La concejal Victoria Fernández explicó en “La mañana es de LA PRIMERA”, que se emite por la AM550: “Logramos el acuerdo para poder establecer, en forma expresa y clara dentro de la normativa, la prohibición de la actividad de limpiavidrios en semáforos”.
La decisión se tomó en un contexto donde esta práctica creció en los últimos años y generó situaciones de riesgo en distintos puntos de la ciudad.
Las multas existen, pero no son el único camino
Uno de los puntos que más dudas generó es cómo se aplicarán las sanciones, especialmente en personas que no tienen ingresos estables.
La ordenanza prevé multas económicas, pero no se limita a eso.
“Sancionar económicamente a una persona que se gana el mango en una esquina no es la forma de disuadirlo”, explicó Fernández.
Por eso, la norma habilita a los juzgados de faltas a reemplazar esas multas por otras medidas, como tareas comunitarias o la participación en programas de formación.
Qué pasará con quienes hoy trabajan en la calle
El municipio ya tiene identificado el perfil de las personas que realizan esta actividad. Según relevamientos oficiales, en muchos casos no cuentan con formación ni herramientas para acceder a otro trabajo.
A partir de esto, la ordenanza incorpora líneas concretas de acción: capacitación en oficios, vinculación con empresas y programas para facilitar el ingreso al mercado laboral.
“La idea apunta a capacitarlos en algún oficio y luego una vinculación con el mercado de trabajo”, señaló la concejal.
El rol de Salud y el abordaje integral
Otro punto clave es que la norma no se limita a lo que ocurre en la calle. También contempla situaciones más complejas.
“En muchos casos están atravesados por situaciones de consumo problemático”, indicó Fernández.
Por eso, el municipio acordó con la Provincia que el sistema de salud intervenga en estos casos, para acompañar a las personas que lo necesiten.

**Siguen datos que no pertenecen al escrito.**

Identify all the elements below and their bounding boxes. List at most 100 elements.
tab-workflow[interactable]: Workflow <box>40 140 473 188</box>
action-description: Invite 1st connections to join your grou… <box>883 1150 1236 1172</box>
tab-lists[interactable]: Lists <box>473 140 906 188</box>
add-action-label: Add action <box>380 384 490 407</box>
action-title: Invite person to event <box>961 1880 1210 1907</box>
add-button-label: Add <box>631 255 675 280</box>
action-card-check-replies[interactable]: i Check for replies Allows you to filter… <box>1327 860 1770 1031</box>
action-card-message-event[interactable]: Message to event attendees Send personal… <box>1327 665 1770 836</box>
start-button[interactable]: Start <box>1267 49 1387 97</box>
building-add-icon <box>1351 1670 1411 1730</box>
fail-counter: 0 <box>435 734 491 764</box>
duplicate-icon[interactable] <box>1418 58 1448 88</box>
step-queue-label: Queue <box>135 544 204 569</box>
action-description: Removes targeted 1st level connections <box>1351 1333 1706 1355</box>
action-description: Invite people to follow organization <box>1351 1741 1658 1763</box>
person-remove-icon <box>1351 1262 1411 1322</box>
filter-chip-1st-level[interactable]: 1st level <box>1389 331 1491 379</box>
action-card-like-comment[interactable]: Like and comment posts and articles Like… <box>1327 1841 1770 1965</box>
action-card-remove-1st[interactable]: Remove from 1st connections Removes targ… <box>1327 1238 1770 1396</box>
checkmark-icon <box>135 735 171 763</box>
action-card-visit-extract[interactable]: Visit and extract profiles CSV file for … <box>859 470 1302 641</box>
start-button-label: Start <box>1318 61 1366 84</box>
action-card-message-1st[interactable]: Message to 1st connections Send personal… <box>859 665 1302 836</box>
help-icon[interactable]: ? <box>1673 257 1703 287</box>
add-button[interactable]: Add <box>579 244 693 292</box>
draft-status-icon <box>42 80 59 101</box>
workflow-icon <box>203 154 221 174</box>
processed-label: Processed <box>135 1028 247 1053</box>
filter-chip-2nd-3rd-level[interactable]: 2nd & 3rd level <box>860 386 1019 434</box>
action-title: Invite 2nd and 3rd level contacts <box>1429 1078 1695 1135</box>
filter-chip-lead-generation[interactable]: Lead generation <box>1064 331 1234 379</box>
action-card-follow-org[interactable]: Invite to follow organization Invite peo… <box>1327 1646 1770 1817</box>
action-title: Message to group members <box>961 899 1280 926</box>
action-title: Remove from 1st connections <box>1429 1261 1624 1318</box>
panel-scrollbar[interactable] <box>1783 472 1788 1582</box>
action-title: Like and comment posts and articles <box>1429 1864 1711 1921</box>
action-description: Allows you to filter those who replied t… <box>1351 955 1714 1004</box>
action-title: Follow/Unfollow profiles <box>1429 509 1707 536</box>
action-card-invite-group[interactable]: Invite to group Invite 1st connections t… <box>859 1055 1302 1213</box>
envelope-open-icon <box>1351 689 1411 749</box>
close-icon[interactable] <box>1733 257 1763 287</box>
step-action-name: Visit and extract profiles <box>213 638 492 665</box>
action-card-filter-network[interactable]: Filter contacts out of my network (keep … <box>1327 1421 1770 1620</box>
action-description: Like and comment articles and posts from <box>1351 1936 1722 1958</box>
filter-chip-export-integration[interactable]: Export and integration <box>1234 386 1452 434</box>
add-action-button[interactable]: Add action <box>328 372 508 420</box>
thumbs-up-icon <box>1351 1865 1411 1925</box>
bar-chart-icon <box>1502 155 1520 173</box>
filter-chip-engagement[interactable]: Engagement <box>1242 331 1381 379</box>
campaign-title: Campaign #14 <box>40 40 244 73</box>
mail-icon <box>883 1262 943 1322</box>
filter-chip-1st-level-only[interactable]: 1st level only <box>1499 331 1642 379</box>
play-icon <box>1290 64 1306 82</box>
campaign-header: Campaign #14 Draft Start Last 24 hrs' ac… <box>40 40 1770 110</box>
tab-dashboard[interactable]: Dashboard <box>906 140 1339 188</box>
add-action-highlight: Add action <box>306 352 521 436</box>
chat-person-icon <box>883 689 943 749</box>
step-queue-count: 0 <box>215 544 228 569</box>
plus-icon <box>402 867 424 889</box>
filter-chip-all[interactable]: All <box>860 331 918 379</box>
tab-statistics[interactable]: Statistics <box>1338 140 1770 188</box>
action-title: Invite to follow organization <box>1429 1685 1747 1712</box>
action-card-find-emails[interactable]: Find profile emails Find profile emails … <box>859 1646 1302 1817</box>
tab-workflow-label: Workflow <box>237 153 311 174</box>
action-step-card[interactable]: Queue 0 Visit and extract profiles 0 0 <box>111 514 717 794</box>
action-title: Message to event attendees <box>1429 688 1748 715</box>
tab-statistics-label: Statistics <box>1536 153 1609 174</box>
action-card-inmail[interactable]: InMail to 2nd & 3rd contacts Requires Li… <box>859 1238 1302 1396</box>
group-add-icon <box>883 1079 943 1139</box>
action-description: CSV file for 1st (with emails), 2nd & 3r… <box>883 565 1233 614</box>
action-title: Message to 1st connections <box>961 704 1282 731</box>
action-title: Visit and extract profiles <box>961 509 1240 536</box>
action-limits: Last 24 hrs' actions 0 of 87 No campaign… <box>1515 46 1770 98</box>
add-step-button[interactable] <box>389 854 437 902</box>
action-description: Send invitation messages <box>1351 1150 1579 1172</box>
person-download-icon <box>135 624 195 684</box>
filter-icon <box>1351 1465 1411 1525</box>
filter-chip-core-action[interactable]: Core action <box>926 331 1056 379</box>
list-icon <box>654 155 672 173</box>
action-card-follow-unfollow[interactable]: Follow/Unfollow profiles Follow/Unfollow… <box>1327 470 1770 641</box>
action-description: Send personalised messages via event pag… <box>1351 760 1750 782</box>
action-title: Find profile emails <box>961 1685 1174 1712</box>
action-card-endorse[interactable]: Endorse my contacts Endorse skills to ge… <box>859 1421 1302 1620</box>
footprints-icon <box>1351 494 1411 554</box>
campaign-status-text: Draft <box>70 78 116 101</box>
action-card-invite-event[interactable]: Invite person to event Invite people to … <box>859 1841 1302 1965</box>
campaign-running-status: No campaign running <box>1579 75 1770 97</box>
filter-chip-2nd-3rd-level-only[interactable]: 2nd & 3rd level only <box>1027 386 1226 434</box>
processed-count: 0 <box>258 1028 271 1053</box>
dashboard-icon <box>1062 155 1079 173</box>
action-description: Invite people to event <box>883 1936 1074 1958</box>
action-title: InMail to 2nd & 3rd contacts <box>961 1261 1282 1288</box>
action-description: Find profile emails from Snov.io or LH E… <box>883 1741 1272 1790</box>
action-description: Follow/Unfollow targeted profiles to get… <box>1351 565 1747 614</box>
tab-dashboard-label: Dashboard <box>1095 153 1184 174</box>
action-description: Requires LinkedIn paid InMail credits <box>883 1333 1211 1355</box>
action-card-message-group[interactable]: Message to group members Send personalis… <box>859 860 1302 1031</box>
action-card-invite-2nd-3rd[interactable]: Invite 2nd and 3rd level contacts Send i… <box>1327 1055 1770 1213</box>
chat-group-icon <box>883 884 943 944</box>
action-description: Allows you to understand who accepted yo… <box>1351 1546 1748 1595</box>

¿Puede pasar que cambien de actividad?
Una de las preocupaciones es que quienes dejen de limpiar vidrios pasen a otras actividades informales como la venta ambulante, malabarismo callejero, entre otras actividades.
La ordenanza no regula el arte callejero ni otras expresiones, pero sí establece controles en actividades no autorizadas.
“La idea no es que migren a ese otro tipo de actividad informal, sino que puedan tener herramientas para desarrollar otro tipo de trabajo”, aclaró Fernández.
Un cambio que combina control y alternativas
La aplicación será similar a otras normas: controles en la vía pública, intervención de inspectores y actuación ante infracciones.
Pero a diferencia de otras situaciones, esta ordenanza incorpora un enfoque más amplio: no solo busca ordenar lo que pasa en la calle, sino también ofrecer salidas concretas para quienes hoy dependen de esa actividad.
“Se da un paso importante para abordarla y disuadir a las personas que la realizan para tener un espacio público ordenado”, resumió la concejala.
La norma ya está vigente y marca un nuevo escenario en la ciudad. A partir de ahora, el desafío será cómo se implementa en la práctica y cómo funcionan, en paralelo, las alternativas previstas para quienes necesitan cambiar su forma de subsistencia.